Saat 04:45 Ve Bir Kadın

bir deli mavi, kendini asma, intihar, aşk, acı


        Dün gece saat 04:45 ve bir kadın astı kendini. Önce umutlarını, sonra hayallerini ve en son da kedini astı. Bir kişi gitmedi yardımına. Vicdanını susturabilene eyvallah. Peki ya görmezden gelmesine rağmen, uyuyamayanlar?

        O gece saat 01 sularında kitabını okuyordu kadın. Ve yine aynı his. Nefes alamıyordu. Belli belirsiz ağlama nöbetleri, göğsünün orta yerinde öylece baskı yapan bir yumruk. Önünde bir iki kitap. Tertemiz bir kül tablası ve asla yakma cesaretinde bulunmadığı 1 paket sigara...

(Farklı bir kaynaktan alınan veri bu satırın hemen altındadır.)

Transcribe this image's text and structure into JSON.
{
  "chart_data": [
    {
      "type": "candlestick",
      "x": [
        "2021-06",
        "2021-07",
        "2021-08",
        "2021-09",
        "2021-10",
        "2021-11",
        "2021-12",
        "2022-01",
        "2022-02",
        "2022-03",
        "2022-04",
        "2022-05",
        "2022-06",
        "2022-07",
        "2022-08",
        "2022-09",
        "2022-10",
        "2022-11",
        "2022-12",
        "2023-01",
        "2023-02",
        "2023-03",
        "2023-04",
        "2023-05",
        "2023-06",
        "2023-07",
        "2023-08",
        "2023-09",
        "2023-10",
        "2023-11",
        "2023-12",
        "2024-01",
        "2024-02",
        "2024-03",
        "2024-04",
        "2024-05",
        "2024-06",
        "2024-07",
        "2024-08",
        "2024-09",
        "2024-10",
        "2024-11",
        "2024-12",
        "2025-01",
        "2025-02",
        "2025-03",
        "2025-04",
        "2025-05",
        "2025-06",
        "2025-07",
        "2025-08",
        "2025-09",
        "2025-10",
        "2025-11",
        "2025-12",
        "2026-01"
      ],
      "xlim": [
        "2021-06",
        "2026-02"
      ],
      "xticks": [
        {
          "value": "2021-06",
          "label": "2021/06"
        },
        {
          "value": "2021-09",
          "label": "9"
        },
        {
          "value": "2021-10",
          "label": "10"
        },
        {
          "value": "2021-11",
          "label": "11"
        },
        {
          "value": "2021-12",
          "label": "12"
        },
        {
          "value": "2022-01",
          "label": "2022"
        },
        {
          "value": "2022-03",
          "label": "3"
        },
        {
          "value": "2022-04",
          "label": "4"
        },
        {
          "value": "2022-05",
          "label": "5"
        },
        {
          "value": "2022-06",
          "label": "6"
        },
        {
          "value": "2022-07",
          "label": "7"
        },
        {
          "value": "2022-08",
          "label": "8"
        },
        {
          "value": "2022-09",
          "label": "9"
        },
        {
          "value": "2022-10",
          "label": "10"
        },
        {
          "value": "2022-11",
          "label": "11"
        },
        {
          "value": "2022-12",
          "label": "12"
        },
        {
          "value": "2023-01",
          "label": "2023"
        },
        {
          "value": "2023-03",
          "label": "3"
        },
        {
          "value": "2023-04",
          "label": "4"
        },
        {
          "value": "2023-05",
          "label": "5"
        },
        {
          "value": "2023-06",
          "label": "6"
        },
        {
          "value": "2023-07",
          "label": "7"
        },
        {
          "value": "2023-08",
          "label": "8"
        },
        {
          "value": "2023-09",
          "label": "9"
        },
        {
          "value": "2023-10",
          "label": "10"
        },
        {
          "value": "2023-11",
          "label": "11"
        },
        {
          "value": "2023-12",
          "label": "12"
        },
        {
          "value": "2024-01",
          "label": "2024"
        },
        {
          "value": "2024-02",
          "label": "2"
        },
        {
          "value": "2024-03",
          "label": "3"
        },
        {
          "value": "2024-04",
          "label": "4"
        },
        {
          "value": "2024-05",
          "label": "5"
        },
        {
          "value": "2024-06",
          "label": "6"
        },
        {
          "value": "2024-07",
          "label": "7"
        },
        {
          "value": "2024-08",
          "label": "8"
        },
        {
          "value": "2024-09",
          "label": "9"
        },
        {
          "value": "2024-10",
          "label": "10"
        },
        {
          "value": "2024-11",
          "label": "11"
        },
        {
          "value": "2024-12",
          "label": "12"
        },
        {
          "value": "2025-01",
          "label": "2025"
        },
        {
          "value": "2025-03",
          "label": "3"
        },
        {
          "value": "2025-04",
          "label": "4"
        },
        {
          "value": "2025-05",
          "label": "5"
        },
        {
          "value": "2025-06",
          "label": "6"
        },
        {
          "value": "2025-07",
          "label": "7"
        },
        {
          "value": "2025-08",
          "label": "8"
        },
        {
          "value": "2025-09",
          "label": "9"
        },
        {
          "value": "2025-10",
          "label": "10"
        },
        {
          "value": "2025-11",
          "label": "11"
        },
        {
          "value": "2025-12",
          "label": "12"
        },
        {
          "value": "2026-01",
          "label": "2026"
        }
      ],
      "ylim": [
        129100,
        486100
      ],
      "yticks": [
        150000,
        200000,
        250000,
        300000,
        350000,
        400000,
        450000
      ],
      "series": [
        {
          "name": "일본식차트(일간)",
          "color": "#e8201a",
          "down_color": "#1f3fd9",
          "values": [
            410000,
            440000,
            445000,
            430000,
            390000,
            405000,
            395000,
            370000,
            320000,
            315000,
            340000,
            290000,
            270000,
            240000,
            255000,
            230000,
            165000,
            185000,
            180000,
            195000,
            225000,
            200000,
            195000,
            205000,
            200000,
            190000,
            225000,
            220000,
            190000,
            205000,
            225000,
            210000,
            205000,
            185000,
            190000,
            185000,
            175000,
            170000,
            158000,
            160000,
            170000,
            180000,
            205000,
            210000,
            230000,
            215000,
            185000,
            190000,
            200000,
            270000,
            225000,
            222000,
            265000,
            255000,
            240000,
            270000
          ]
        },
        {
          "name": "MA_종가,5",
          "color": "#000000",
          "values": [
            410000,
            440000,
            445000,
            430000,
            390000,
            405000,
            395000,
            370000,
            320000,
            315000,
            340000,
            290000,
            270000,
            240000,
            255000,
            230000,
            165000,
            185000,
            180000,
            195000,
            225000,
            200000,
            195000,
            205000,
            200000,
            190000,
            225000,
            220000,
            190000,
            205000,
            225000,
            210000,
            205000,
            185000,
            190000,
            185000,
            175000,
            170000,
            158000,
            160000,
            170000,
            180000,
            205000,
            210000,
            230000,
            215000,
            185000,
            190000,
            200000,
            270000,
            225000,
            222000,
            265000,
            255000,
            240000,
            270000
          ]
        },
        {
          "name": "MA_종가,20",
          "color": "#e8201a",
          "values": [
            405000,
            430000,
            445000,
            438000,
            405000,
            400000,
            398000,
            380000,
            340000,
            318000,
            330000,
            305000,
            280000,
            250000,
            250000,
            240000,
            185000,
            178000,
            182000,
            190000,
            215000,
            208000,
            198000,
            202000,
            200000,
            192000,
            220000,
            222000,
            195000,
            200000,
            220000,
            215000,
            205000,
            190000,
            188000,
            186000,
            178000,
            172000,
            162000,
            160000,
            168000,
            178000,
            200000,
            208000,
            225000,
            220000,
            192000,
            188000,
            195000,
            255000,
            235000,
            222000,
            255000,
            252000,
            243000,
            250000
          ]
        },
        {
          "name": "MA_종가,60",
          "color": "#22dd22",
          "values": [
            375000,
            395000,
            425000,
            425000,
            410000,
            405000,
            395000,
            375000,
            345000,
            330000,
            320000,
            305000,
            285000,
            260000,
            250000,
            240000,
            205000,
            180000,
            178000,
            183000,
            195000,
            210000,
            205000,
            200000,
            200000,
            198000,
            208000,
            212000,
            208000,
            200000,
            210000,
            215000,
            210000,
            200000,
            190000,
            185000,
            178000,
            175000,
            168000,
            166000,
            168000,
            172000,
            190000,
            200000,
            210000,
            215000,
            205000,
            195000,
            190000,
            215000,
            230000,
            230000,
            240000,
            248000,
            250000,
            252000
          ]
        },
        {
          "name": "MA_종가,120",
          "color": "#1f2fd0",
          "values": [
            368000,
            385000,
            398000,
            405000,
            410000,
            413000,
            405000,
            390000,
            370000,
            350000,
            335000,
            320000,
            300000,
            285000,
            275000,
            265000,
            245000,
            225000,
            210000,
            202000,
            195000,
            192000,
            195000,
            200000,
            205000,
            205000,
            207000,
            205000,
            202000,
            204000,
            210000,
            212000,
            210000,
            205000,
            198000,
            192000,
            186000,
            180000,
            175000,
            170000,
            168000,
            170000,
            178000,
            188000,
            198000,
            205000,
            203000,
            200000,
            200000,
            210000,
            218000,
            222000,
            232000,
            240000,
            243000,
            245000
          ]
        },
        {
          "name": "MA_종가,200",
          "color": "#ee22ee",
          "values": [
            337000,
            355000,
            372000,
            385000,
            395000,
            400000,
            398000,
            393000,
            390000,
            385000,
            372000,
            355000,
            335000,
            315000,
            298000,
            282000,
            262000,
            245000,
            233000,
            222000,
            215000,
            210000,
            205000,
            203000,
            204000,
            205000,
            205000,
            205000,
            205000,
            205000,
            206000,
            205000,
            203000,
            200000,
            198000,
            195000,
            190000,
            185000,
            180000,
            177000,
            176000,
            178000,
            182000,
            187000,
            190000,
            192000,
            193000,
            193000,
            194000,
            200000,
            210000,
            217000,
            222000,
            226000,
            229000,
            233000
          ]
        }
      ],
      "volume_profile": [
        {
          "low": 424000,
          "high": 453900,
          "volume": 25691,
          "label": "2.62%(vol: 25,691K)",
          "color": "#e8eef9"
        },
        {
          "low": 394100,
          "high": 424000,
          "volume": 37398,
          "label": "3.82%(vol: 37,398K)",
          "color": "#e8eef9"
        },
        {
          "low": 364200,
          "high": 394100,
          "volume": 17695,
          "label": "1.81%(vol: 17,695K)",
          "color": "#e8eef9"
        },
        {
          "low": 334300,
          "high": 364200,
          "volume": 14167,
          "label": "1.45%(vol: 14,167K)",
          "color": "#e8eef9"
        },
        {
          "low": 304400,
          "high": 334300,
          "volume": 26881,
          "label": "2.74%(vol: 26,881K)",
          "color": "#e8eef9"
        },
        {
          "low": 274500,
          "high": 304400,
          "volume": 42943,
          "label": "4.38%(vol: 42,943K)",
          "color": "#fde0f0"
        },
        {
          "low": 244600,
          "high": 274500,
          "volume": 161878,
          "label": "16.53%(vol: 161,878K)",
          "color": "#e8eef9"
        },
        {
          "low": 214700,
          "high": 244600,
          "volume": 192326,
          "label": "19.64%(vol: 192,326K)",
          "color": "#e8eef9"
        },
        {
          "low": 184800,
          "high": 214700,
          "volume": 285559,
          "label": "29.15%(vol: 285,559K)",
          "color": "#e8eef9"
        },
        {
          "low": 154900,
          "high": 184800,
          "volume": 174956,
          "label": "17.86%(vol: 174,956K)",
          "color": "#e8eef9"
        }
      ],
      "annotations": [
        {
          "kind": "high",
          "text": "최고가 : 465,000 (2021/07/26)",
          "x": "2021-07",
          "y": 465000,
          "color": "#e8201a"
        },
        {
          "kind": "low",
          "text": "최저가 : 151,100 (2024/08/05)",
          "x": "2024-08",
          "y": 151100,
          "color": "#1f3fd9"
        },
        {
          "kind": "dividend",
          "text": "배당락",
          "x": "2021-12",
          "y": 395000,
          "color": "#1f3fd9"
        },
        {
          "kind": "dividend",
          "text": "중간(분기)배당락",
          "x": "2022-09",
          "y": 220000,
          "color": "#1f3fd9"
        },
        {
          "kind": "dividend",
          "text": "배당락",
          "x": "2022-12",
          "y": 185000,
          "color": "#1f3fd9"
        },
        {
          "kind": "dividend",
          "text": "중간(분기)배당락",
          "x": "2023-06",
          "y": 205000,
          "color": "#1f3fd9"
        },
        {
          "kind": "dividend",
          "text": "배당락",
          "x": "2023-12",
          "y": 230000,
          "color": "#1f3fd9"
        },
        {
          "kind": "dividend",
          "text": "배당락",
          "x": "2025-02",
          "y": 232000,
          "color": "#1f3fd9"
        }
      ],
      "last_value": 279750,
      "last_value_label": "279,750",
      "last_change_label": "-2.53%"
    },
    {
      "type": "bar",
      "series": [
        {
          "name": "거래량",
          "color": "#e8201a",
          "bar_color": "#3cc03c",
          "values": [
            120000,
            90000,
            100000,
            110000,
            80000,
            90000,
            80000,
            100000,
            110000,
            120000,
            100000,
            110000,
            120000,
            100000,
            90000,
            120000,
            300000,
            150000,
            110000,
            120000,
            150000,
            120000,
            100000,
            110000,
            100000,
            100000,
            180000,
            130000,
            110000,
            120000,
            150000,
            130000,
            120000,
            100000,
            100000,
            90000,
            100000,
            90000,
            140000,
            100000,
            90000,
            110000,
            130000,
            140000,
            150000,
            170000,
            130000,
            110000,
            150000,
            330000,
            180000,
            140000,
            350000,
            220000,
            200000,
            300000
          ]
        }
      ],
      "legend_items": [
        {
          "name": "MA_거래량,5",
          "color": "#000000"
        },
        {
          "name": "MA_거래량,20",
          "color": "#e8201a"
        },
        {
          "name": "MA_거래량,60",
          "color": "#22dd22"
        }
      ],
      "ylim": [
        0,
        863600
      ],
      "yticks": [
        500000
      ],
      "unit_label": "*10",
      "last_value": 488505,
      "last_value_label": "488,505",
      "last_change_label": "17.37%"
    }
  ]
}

        Hisleri giderek karmaşıklaşıyor. Parkeleri aşınmış eski bir ev, duvarda asılı malum rakamlar üzerinde durmuş eski bir de saat. Zamanın akmayışından anlıyor az bir vakti kaldığını. Ve yine aynı ağlama nöbetleri...

        Sol kolunda boydan boya bir çizik ve ufak tefek kanamalar. Giderek hissedilen bir acı. Yinede kadının sol göğsüne yapışan o acı kadar etki etmiyor.  Kadın göğsünü de kesip atmak istiyor. Zaten ara ara kesilen nefesini bir anda kesmek istiyor. Durmuyor da.

         Elleri titreyerek kalkıyor yerinden. Dökülmek üzere olan tavana boydan bir ip takıyor, kendini de o ipe asıyor.  Bir anda tüm o acı ve hüzün kadının soluk borusuna birikiyor. Kadın sol tarafında usulca yatan o acıyı hissetmiyor artık. Gülümsüyor...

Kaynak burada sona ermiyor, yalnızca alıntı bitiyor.